君は希望、そして絶望1

 過去でテレンシア歌劇団がジの国に来たのは現在ジが呼んだ時よりももっと後だった。

 その時ジはまだオランゼの掃除事業にも雇われていなくて当時台頭してきていた平民の商会に雇われていた。


 と言ってもはした金でなんでもやらされる使いパシリで働いているのに生活は少しも楽にならなかった。

 ただ生きているような状態で夢も希望もなく死んだ目をして言われたことをこなしているだけだった。


 少し前に王弟との内紛が片付いて景気が戻ってきた。

 更なる景気付けのために建国祭を開催すると公表されて周りはいろめき立っていた。


 ジにはそんなこと関係ない。

 むしろ建国祭ということで忙しくなるので嫌だったぐらいに思っていた。


 商会長は野心家だった。

 建国祭に乗じてより自分の名前を売って事業の拡大を図ろうとしていた。


 そこで思いついたのが劇を開くことだった。

 裏側がいかに金に汚い人であろうとも表向きにクリーンで良い人であれば商会の名声は高まる。

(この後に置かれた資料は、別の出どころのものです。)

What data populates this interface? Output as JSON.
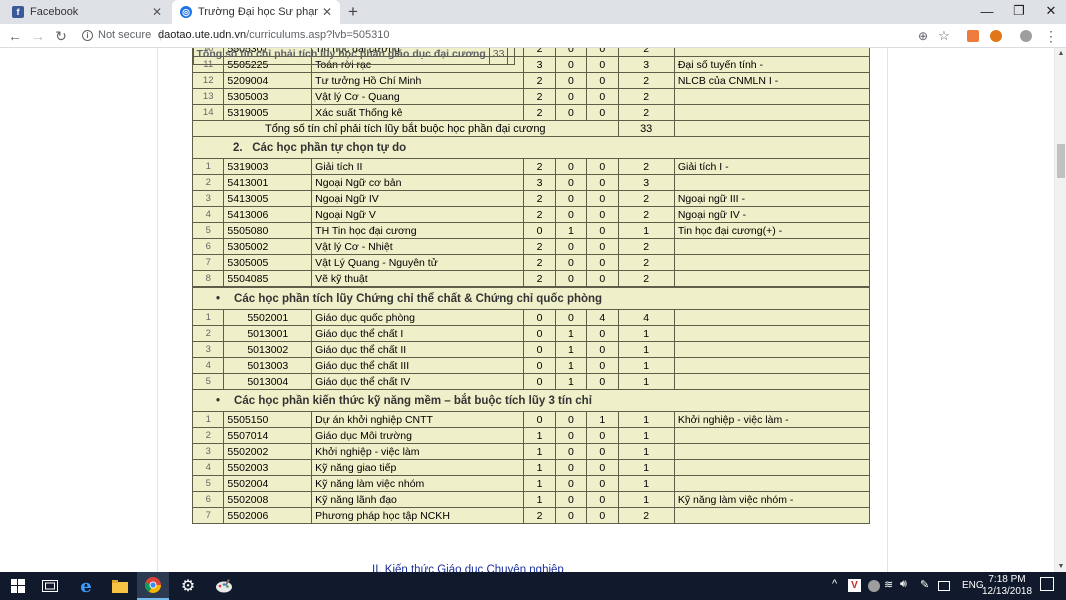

 劇団を呼んでも直接的に商品は売れないが名前が広まって人々の間で話が広まれば商品購入の機会は自ずと増える。

 ただ言っても平民出の商人。


 高い劇団を雇えもせずツテもなく、どんな劇団がいいかも分からない。

 同じような考えの人はいるので国内の主要な劇団はもう押さえられてもいた。


 国内にいる劇団じゃ効果は見込めないと思った商会長は国外に目を向けた。

 テレンシア歌劇団はちょうどその時南側の諸国で名前が広まりつつあった劇団だった。


 特定の拠点を持たず依頼があればそこに赴き公演をする流しの劇団で商会長の求める劇団にピッタリだった。

 移動する劇団なので依頼をするのに居場所を捉えることに苦労はしたみたいだけどなんとか呼び寄せることには成功した。


「あなたは……どうして目を腫らしているの?」


 ただ商会長はケチでもあった元々移動をする劇団なので宿がなくても場所があればそこに泊まることは出来る。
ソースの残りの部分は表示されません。